Daí que, associado ao debate sobre o futuro de Schengen, vá aparecer inevitavelmente um outro: irão, a França e os restantes Estados europeus, ceder aos criminosos e reduzir drasticamente direitos e liberdades consagrados na nossa civilização, fazendo aquilo que os facínoras querem com estes atos de violência? Ou terão o discernimento para afirmarem as suas opções, intensificando o combate à barbárie, mas mantendo a afirmação dos nossos valores e forma de vida? Vamo-nos voltar a fechar sobre nós mesmos, como pretendem os terroristas, ou tentar uma presença civilizacional em várias partes do mundo, não cedendo ao medo nem à chantagem das armas? Mais coisa menos coisa, é isto que vai ter de ser discutido e irá estar subjacente a todas as discussões. Simplificando: como vamos conciliar as nossas liberdades e direitos, de que não queremos prescindir, com as exigências da nossa segurança que não poderemos deixar de reclamar?
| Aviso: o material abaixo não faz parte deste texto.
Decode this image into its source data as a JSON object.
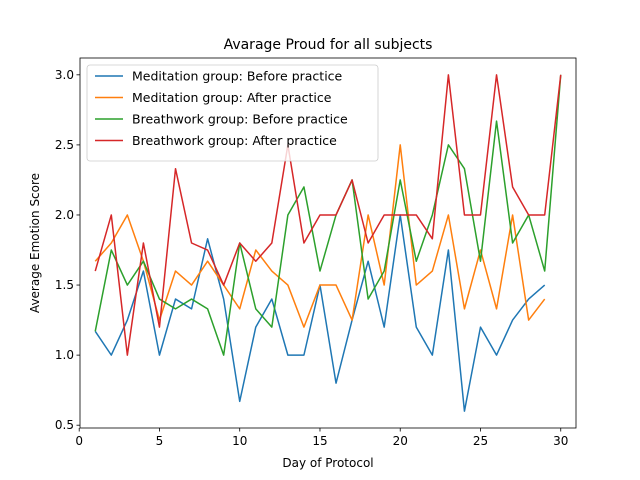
{
  "chart_data": {
    "type": "line",
    "title": "Avarage Proud for all subjects",
    "xlabel": "Day of Protocol",
    "ylabel": "Average Emotion Score",
    "xlim": [
      0.05,
      30.95
    ],
    "ylim": [
      0.48,
      3.12
    ],
    "xticks": [
      0,
      5,
      10,
      15,
      20,
      25,
      30
    ],
    "yticks": [
      0.5,
      1.0,
      1.5,
      2.0,
      2.5,
      3.0
    ],
    "legend_position": "top-left",
    "grid": false,
    "series": [
      {
        "name": "Meditation group: Before practice",
        "color": "#1f77b4",
        "x": [
          1,
          2,
          3,
          4,
          5,
          6,
          7,
          8,
          9,
          10,
          11,
          12,
          13,
          14,
          15,
          16,
          17,
          18,
          19,
          20,
          21,
          22,
          23,
          24,
          25,
          26,
          27,
          28,
          29
        ],
        "y": [
          1.17,
          1.0,
          1.25,
          1.6,
          1.0,
          1.4,
          1.33,
          1.83,
          1.4,
          0.67,
          1.2,
          1.4,
          1.0,
          1.0,
          1.5,
          0.8,
          1.25,
          1.67,
          1.2,
          2.0,
          1.2,
          1.0,
          1.75,
          0.6,
          1.2,
          1.0,
          1.25,
          1.4,
          1.5
        ]
      },
      {
        "name": "Meditation group: After practice",
        "color": "#ff7f0e",
        "x": [
          1,
          2,
          3,
          4,
          5,
          6,
          7,
          8,
          9,
          10,
          11,
          12,
          13,
          14,
          15,
          16,
          17,
          18,
          19,
          20,
          21,
          22,
          23,
          24,
          25,
          26,
          27,
          28,
          29
        ],
        "y": [
          1.67,
          1.8,
          2.0,
          1.67,
          1.25,
          1.6,
          1.5,
          1.67,
          1.5,
          1.33,
          1.75,
          1.6,
          1.5,
          1.2,
          1.5,
          1.5,
          1.25,
          2.0,
          1.5,
          2.5,
          1.5,
          1.6,
          2.0,
          1.33,
          1.75,
          1.33,
          2.0,
          1.25,
          1.4
        ]
      },
      {
        "name": "Breathwork group: Before practice",
        "color": "#2ca02c",
        "x": [
          1,
          2,
          3,
          4,
          5,
          6,
          7,
          8,
          9,
          10,
          11,
          12,
          13,
          14,
          15,
          16,
          17,
          18,
          19,
          20,
          21,
          22,
          23,
          24,
          25,
          26,
          27,
          28,
          29,
          30
        ],
        "y": [
          1.17,
          1.75,
          1.5,
          1.67,
          1.4,
          1.33,
          1.4,
          1.33,
          1.0,
          1.8,
          1.33,
          1.2,
          2.0,
          2.2,
          1.6,
          2.0,
          2.25,
          1.4,
          1.6,
          2.25,
          1.67,
          2.0,
          2.5,
          2.33,
          1.67,
          2.67,
          1.8,
          2.0,
          1.6,
          3.0
        ]
      },
      {
        "name": "Breathwork group: After practice",
        "color": "#d62728",
        "x": [
          1,
          2,
          3,
          4,
          5,
          6,
          7,
          8,
          9,
          10,
          11,
          12,
          13,
          14,
          15,
          16,
          17,
          18,
          19,
          20,
          21,
          22,
          23,
          24,
          25,
          26,
          27,
          28,
          29,
          30
        ],
        "y": [
          1.6,
          2.0,
          1.0,
          1.8,
          1.2,
          2.33,
          1.8,
          1.75,
          1.5,
          1.8,
          1.67,
          1.8,
          2.5,
          1.8,
          2.0,
          2.0,
          2.25,
          1.8,
          2.0,
          2.0,
          2.0,
          1.83,
          3.0,
          2.0,
          2.0,
          3.0,
          2.2,
          2.0,
          2.0,
          3.0
        ]
      }
    ]
  }
}
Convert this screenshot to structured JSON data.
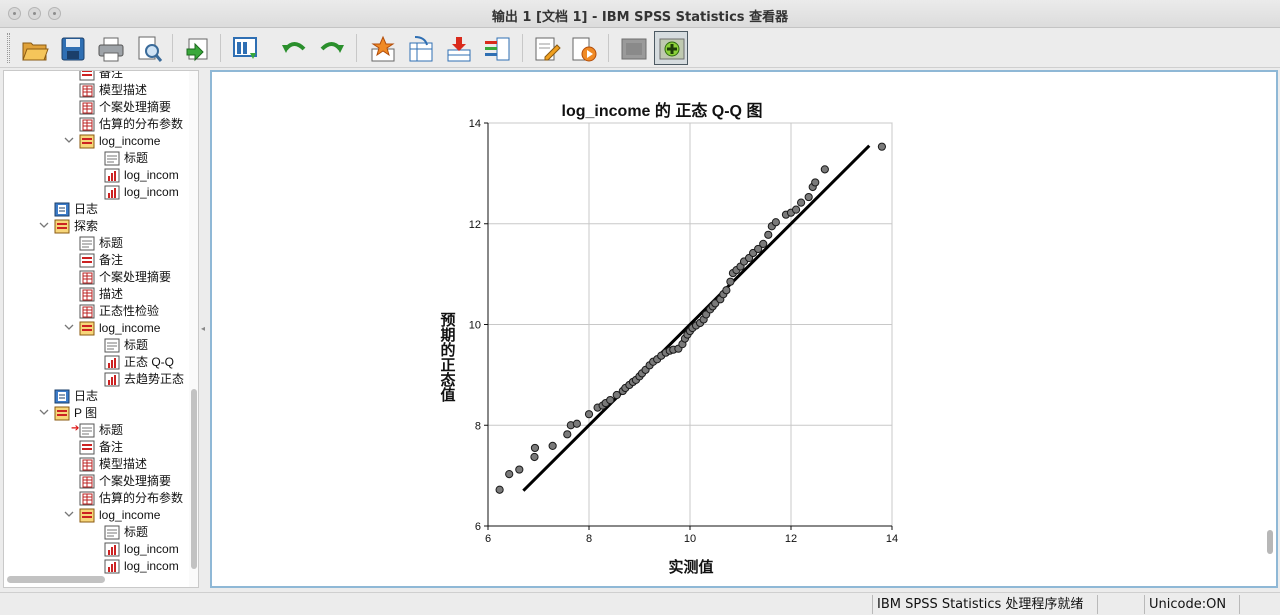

Também para este debate teremos de estar preparados.
Não sendo dos que pensam que a resposta nacional resolverá as questões do terrorismo a nível europeu, somos todavia dos que acreditam que o sistema vigente não resistirá à prova dos factos: e que Schengen, objetivamente, como o conhecemos, morreu a 13 de novembro de 2015. Foi enterrado nas ruas de Paris. Doravante, ou caminharemos na estrada da renacionalização das políticas de segurança nacionais ou assistiremos ao aprofundamento da dimensão comunitária nesta matéria e neste domínio, com a criação de mecanismos à escala europeia que permitam compensar a perda de soberania dos Estados europeus neste domínio. Esta seria, seguramente, a opção mais eficiente, mais eficaz e mais aconselhável. Se, para tanto, houvesse coragem política e lideranças de exceção. Como, uma vez mais, os factos acabarão por se impor, o mais provável é que assistamos à inflexão do caminho e ao retrocesso do pilar europeu da liberdade de circulação de pessoas. Não sendo um bom augúrio, é o que se afigura mais provável. Sobretudo nesta Europa e com estes governantes.